You Should Be Careful What You Pray For

I am Fr. Tomas Labanic, a Byzantine rite Catholic priest. When I finished my doctoral studies at ITI in 2009, I was asked to work in pastoral work as a vicar of the priest in Spišská Nová Ves in Slovakia. We moved with my wife and children to the new place, and my idea was that I would be forever working as a parish priest. However, my great love for writing icons was a question. I had an experience before going to ITI, while I was praying, that I would be able to do something big with icons. Later, after the first years of my studies in Gaming, Fr. Juraj Terek asked me if I was willing to help him to make a chapel for the Byzantine rite Catholics. That is how God responded to a simple prayer.

After making the Byzantine chapel in Gaming, I had a chance to teach an icon workshop for several semesters at ITI. My studies then finished and we had to move back to my country. Again I had this thought – I will never have a chance to do something with icons; the life of a priest in a parish is too exhausting and demanding. After that first year away, the president of the ITI at that time, Msgr. Larry Hogan, asked me to come and to do an iconography workshop for ITI students. It was a great success, students liked it, and I started to go regularly in the coming years to have workshops at the Institute. Nothing is impossible for God.

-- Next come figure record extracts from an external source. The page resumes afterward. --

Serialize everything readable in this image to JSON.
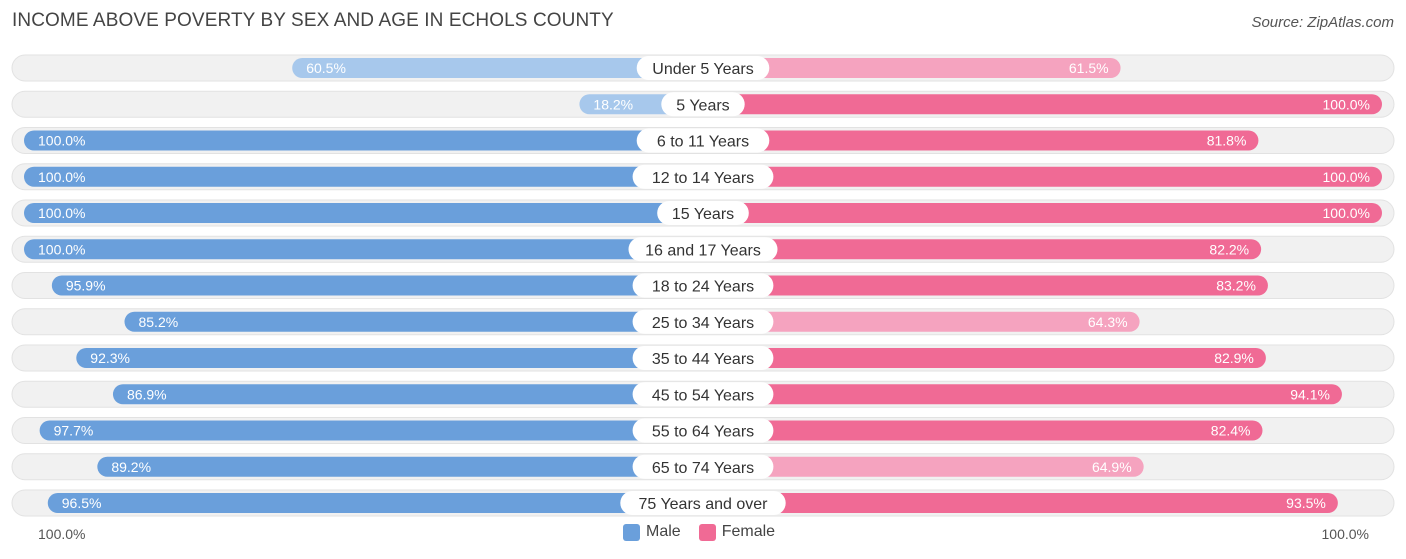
{
  "title": "INCOME ABOVE POVERTY BY SEX AND AGE IN ECHOLS COUNTY",
  "source": "Source: ZipAtlas.com",
  "colors": {
    "male_strong": "#6a9fdb",
    "male_light": "#a7c8ec",
    "female_strong": "#f06a95",
    "female_light": "#f5a3bf",
    "track": "#f1f1f1"
  },
  "legend": {
    "male": "Male",
    "female": "Female"
  },
  "axis": {
    "left_label": "100.0%",
    "right_label": "100.0%"
  },
  "chart_data": {
    "type": "bar",
    "orientation": "horizontal-diverging",
    "title": "INCOME ABOVE POVERTY BY SEX AND AGE IN ECHOLS COUNTY",
    "xlim": [
      0,
      100
    ],
    "categories": [
      "Under 5 Years",
      "5 Years",
      "6 to 11 Years",
      "12 to 14 Years",
      "15 Years",
      "16 and 17 Years",
      "18 to 24 Years",
      "25 to 34 Years",
      "35 to 44 Years",
      "45 to 54 Years",
      "55 to 64 Years",
      "65 to 74 Years",
      "75 Years and over"
    ],
    "series": [
      {
        "name": "Male",
        "values": [
          60.5,
          18.2,
          100.0,
          100.0,
          100.0,
          100.0,
          95.9,
          85.2,
          92.3,
          86.9,
          97.7,
          89.2,
          96.5
        ],
        "labels": [
          "60.5%",
          "18.2%",
          "100.0%",
          "100.0%",
          "100.0%",
          "100.0%",
          "95.9%",
          "85.2%",
          "92.3%",
          "86.9%",
          "97.7%",
          "89.2%",
          "96.5%"
        ]
      },
      {
        "name": "Female",
        "values": [
          61.5,
          100.0,
          81.8,
          100.0,
          100.0,
          82.2,
          83.2,
          64.3,
          82.9,
          94.1,
          82.4,
          64.9,
          93.5
        ],
        "labels": [
          "61.5%",
          "100.0%",
          "81.8%",
          "100.0%",
          "100.0%",
          "82.2%",
          "83.2%",
          "64.3%",
          "82.9%",
          "94.1%",
          "82.4%",
          "64.9%",
          "93.5%"
        ]
      }
    ]
  }
}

Because some students were coming also from different places, I had a chance to extend my iconography activities in Gaming and I got to know Franciscan University students and professors in Gaming. Later I was able to travel to the USA to give classes and teach students there how to write icons. The greatest thing about such work is that you don’t really teach, instead you guide people towards God. That is the greatest benefit of icon writing. People undergo the process of inner silence in the presence of God. And none of it would have happened if there had not been the Byzantine chapel in Gaming, a community of people who fervently prayed in the Eastern rite, and a sacred place that we were able to make come to life in an old Carthusian monastery.

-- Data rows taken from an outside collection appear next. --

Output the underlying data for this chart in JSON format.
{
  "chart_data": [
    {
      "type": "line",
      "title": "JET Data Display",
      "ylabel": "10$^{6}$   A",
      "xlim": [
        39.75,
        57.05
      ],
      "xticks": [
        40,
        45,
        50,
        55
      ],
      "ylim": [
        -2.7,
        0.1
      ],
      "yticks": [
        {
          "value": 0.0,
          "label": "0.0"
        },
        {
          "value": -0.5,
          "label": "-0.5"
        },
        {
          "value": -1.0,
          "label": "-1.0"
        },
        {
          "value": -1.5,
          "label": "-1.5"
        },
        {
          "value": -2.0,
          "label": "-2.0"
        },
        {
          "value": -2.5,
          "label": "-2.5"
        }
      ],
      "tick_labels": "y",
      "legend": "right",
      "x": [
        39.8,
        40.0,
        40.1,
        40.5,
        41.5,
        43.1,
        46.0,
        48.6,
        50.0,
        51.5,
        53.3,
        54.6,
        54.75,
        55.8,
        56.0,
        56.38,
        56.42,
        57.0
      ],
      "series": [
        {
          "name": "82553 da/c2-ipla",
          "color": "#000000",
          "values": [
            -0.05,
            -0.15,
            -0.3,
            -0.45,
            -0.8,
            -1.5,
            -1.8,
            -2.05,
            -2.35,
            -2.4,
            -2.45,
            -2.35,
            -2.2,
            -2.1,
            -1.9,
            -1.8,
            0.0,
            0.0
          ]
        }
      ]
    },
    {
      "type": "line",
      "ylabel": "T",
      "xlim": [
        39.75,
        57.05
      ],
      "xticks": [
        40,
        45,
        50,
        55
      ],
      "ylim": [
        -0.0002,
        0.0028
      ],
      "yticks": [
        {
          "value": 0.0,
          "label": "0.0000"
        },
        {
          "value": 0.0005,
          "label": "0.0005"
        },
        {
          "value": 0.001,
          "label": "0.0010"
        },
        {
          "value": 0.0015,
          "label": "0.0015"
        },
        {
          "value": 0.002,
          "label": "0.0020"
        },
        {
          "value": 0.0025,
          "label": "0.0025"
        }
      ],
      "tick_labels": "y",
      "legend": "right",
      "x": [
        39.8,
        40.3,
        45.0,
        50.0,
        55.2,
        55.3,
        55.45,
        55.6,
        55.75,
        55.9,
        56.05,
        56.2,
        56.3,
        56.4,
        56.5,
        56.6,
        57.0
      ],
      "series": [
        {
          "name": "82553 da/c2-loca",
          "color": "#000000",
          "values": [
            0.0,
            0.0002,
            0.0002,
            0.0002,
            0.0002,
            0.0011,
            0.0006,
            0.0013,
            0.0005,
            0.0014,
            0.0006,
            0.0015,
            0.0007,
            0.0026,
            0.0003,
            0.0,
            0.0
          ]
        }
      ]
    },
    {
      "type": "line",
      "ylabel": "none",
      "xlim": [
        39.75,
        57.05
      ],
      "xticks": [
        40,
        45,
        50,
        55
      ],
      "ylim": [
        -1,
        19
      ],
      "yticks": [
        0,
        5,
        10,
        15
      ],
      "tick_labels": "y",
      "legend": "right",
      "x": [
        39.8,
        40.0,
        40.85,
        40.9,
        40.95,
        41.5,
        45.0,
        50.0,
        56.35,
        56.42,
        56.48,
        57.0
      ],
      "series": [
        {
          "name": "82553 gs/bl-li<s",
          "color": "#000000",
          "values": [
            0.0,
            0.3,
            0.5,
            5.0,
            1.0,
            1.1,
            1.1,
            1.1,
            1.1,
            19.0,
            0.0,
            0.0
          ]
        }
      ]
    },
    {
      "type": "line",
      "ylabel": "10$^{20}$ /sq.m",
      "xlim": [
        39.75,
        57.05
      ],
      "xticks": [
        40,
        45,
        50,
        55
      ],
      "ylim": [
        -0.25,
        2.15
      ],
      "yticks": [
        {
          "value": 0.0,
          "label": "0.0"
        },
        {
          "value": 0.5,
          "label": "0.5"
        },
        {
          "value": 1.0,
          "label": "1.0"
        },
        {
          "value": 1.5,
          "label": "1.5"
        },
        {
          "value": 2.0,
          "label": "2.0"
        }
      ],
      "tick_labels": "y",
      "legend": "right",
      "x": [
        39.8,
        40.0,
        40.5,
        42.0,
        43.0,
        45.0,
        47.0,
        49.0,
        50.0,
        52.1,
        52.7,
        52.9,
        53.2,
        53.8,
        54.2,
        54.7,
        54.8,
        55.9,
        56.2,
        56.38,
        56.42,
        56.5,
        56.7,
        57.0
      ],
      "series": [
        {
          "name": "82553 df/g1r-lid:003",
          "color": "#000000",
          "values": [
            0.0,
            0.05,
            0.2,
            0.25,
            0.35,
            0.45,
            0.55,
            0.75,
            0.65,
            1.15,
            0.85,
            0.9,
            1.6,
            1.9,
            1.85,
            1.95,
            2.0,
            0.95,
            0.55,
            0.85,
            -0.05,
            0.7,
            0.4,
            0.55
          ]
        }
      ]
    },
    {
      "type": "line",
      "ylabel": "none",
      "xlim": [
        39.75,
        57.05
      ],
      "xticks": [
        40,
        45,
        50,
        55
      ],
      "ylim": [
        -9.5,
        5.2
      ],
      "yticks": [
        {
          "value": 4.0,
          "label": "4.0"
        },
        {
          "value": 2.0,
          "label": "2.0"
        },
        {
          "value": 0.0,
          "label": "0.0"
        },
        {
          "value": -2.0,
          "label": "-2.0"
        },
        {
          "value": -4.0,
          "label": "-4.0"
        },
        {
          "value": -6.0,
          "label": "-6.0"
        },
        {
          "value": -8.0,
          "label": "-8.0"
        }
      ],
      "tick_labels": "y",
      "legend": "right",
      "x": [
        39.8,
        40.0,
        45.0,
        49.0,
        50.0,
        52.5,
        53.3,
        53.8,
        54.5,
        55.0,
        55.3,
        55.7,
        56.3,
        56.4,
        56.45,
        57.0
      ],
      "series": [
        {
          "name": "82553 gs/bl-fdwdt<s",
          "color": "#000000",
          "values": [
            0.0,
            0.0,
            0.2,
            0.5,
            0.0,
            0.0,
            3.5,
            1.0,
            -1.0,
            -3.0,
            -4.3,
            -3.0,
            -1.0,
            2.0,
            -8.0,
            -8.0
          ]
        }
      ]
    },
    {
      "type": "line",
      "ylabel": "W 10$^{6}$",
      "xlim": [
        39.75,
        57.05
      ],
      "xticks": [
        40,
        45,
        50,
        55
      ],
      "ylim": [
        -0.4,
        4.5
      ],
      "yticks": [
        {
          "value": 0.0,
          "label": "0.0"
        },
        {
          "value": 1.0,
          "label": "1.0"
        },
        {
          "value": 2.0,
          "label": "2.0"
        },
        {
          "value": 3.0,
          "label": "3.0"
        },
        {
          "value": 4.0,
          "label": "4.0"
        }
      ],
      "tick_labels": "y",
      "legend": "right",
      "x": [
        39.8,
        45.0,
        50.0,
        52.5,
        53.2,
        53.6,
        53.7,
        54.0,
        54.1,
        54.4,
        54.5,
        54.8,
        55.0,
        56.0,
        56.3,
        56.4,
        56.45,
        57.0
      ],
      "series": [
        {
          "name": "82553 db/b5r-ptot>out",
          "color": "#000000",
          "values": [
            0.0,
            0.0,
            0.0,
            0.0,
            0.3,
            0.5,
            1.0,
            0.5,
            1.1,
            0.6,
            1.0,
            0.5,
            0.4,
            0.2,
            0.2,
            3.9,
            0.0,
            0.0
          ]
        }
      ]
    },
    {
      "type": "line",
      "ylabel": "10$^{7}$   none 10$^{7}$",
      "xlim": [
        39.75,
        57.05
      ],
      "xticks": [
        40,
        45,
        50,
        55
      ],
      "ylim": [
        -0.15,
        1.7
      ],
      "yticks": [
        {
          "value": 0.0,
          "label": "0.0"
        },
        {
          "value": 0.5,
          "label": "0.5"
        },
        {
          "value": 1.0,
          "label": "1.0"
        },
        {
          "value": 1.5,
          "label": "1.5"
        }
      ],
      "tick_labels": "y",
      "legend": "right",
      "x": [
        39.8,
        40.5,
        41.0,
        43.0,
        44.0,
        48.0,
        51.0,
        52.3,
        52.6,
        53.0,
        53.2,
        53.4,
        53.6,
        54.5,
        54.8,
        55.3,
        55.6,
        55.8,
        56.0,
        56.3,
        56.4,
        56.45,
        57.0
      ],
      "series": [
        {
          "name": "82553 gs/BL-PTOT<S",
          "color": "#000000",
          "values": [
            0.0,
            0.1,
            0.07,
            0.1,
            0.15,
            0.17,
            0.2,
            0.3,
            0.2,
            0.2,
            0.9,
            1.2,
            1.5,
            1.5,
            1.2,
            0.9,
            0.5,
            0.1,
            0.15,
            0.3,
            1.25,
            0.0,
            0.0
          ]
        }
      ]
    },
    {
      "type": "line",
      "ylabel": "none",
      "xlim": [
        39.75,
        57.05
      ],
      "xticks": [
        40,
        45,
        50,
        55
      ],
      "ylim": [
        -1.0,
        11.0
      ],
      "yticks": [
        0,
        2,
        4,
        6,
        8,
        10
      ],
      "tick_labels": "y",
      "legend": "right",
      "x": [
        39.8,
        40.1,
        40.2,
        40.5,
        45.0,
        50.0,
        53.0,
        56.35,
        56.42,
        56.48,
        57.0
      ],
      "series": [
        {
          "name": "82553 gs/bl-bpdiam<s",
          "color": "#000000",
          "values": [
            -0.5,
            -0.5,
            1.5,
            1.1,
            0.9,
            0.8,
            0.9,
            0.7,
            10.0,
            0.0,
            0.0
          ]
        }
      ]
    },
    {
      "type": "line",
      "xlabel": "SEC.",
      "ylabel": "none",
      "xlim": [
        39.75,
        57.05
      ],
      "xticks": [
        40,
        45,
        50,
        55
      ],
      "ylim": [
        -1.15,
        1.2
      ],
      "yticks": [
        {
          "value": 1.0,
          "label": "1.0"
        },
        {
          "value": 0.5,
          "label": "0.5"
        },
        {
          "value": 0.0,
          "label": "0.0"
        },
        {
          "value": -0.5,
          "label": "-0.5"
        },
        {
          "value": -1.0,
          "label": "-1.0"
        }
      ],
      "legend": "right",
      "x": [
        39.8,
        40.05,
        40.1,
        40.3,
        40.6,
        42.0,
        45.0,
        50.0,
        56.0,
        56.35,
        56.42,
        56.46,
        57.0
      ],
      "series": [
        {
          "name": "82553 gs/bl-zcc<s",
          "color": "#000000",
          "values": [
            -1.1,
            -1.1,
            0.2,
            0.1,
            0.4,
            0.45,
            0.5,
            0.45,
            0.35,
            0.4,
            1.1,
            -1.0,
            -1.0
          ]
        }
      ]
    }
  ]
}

I started with icons after entering the seminary in Prešov, Slovakia in 1997, and it was a love at first sight. (It still is, even after 22 years.) Nothing would have been possible if my wife and my family had not supported me. Many hours were spent in the chapel writing on the walls, and there were weeks of solitude and silence on my icon retreats. After several years, my bishop Vladyka Milan Chautur assigned me to a little village called Kojšov, and it was very similar to Gaming. There was beautiful wild nature, blueberries, mushrooms, local people, and a church with only one row of icons on the old historical iconostasis, unique in the whole surrounding area.

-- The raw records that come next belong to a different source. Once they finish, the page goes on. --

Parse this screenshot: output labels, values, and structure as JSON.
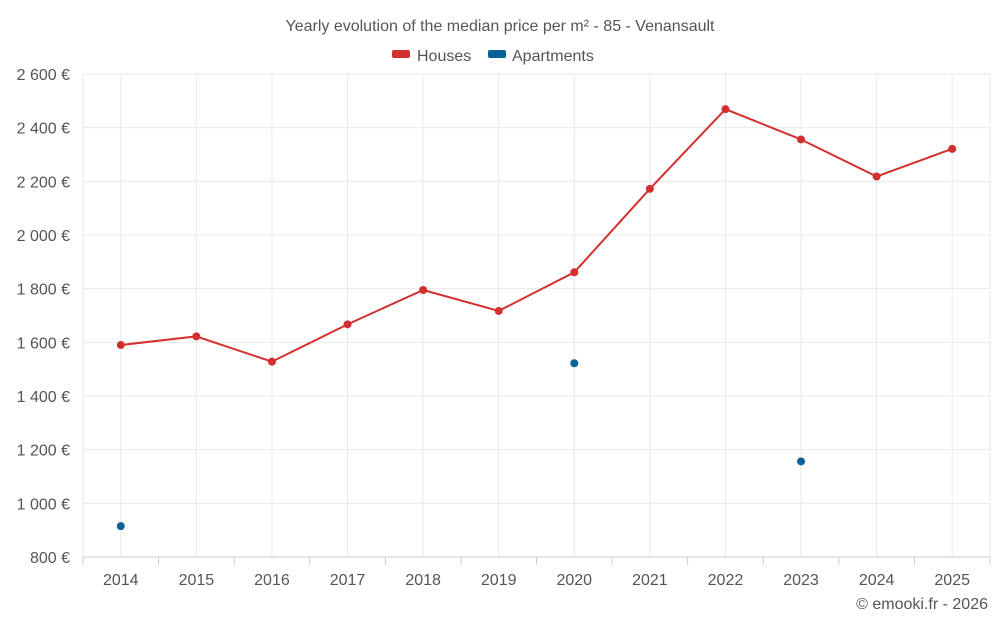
{
  "chart_data": {
    "type": "line",
    "title": "Yearly evolution of the median price per m² - 85 - Venansault",
    "categories": [
      "2014",
      "2015",
      "2016",
      "2017",
      "2018",
      "2019",
      "2020",
      "2021",
      "2022",
      "2023",
      "2024",
      "2025"
    ],
    "ylim": [
      800,
      2600
    ],
    "yticks": [
      800,
      1000,
      1200,
      1400,
      1600,
      1800,
      2000,
      2200,
      2400,
      2600
    ],
    "ytick_labels": [
      "800 €",
      "1 000 €",
      "1 200 €",
      "1 400 €",
      "1 600 €",
      "1 800 €",
      "2 000 €",
      "2 200 €",
      "2 400 €",
      "2 600 €"
    ],
    "grid": true,
    "legend_position": "top-center",
    "series": [
      {
        "name": "Houses",
        "color": "#d32f2f",
        "connected": true,
        "values": [
          1590,
          1622,
          1528,
          1667,
          1795,
          1717,
          1861,
          2172,
          2469,
          2356,
          2218,
          2321
        ]
      },
      {
        "name": "Apartments",
        "color": "#0a6296",
        "connected": false,
        "values": [
          915,
          null,
          null,
          null,
          null,
          null,
          1522,
          null,
          null,
          1156,
          null,
          null
        ]
      }
    ],
    "credit": "© emooki.fr - 2026"
  }
}
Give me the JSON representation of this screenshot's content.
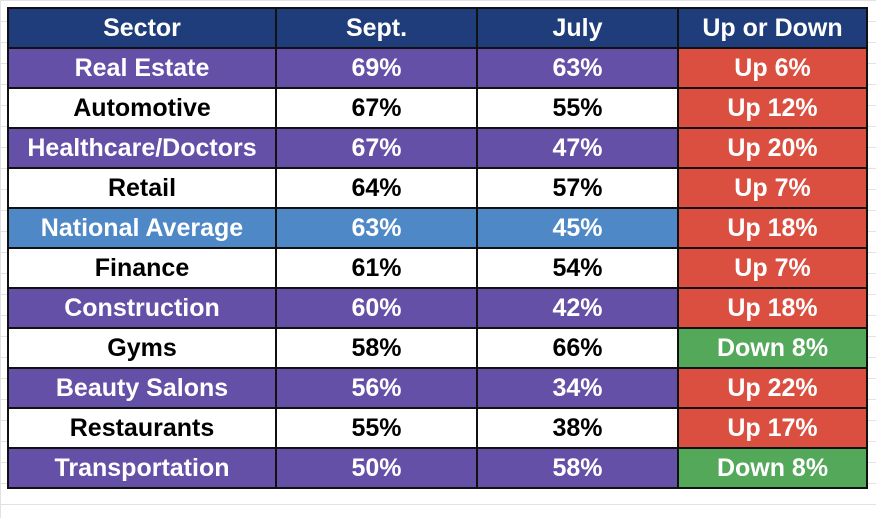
{
  "colors": {
    "header_bg": "#1f3d7a",
    "row_purple": "#6550a8",
    "row_white": "#ffffff",
    "row_blue": "#4f88c6",
    "up_red": "#db4f40",
    "down_green": "#53a85a"
  },
  "table": {
    "headers": [
      "Sector",
      "Sept.",
      "July",
      "Up or Down"
    ],
    "rows": [
      {
        "sector": "Real Estate",
        "sept": "69%",
        "july": "63%",
        "change": "Up 6%",
        "style": "purple",
        "direction": "up"
      },
      {
        "sector": "Automotive",
        "sept": "67%",
        "july": "55%",
        "change": "Up 12%",
        "style": "white",
        "direction": "up"
      },
      {
        "sector": "Healthcare/Doctors",
        "sept": "67%",
        "july": "47%",
        "change": "Up 20%",
        "style": "purple",
        "direction": "up"
      },
      {
        "sector": "Retail",
        "sept": "64%",
        "july": "57%",
        "change": "Up 7%",
        "style": "white",
        "direction": "up"
      },
      {
        "sector": "National Average",
        "sept": "63%",
        "july": "45%",
        "change": "Up 18%",
        "style": "blue",
        "direction": "up"
      },
      {
        "sector": "Finance",
        "sept": "61%",
        "july": "54%",
        "change": "Up 7%",
        "style": "white",
        "direction": "up"
      },
      {
        "sector": "Construction",
        "sept": "60%",
        "july": "42%",
        "change": "Up 18%",
        "style": "purple",
        "direction": "up"
      },
      {
        "sector": "Gyms",
        "sept": "58%",
        "july": "66%",
        "change": "Down 8%",
        "style": "white",
        "direction": "down"
      },
      {
        "sector": "Beauty Salons",
        "sept": "56%",
        "july": "34%",
        "change": "Up 22%",
        "style": "purple",
        "direction": "up"
      },
      {
        "sector": "Restaurants",
        "sept": "55%",
        "july": "38%",
        "change": "Up 17%",
        "style": "white",
        "direction": "up"
      },
      {
        "sector": "Transportation",
        "sept": "50%",
        "july": "58%",
        "change": "Down 8%",
        "style": "purple",
        "direction": "down"
      }
    ]
  }
}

God responded to my iconic desire again. My task was to take care of my faithful, but it was also to fulfill their dream of seeing their beloved iconostasis as their ancestors had seen it in times past. Many icons had been destroyed, and we had to work carefully and conduct extensive research to find a second original iconostasis of that kind and by the same author iconographer in Hungary. After getting results, we started to look for finances to accomplish the uneasy task of expensive and difficult restoration under the guidance of respected renovators. In two years we were able to collect €47,000  from various benefactors and state institutions with EU funds. Significant help was also from the donations of local faithful. God blessed this work, and on the otpust – the church feast of Sts. Peter and Paul on the 24th of June 2018 and on the 650th anniversary of the village and 50th anniversary of restoration of the Greek-Catholic church in this village, we were honored to experience the presence of many priests and our bishop Vladyka Milan, all of whom had gathered to celebrate the liturgy and bless the iconostasis.

I always think that you should be careful what you pray for. God is an attentive listener, and He gives in abundance to the one who asks sincerely. I always had a very simple wish to glorify God with icons, to show the beauty of the Eastern rite and change the world by it. Iconography is the right path.  And I will always be grateful to be a part of it. As St. John Chrysostom says: “Glory be to God for all things!” And thanks ITI, for breathing with both lungs of eastern and western spirituality.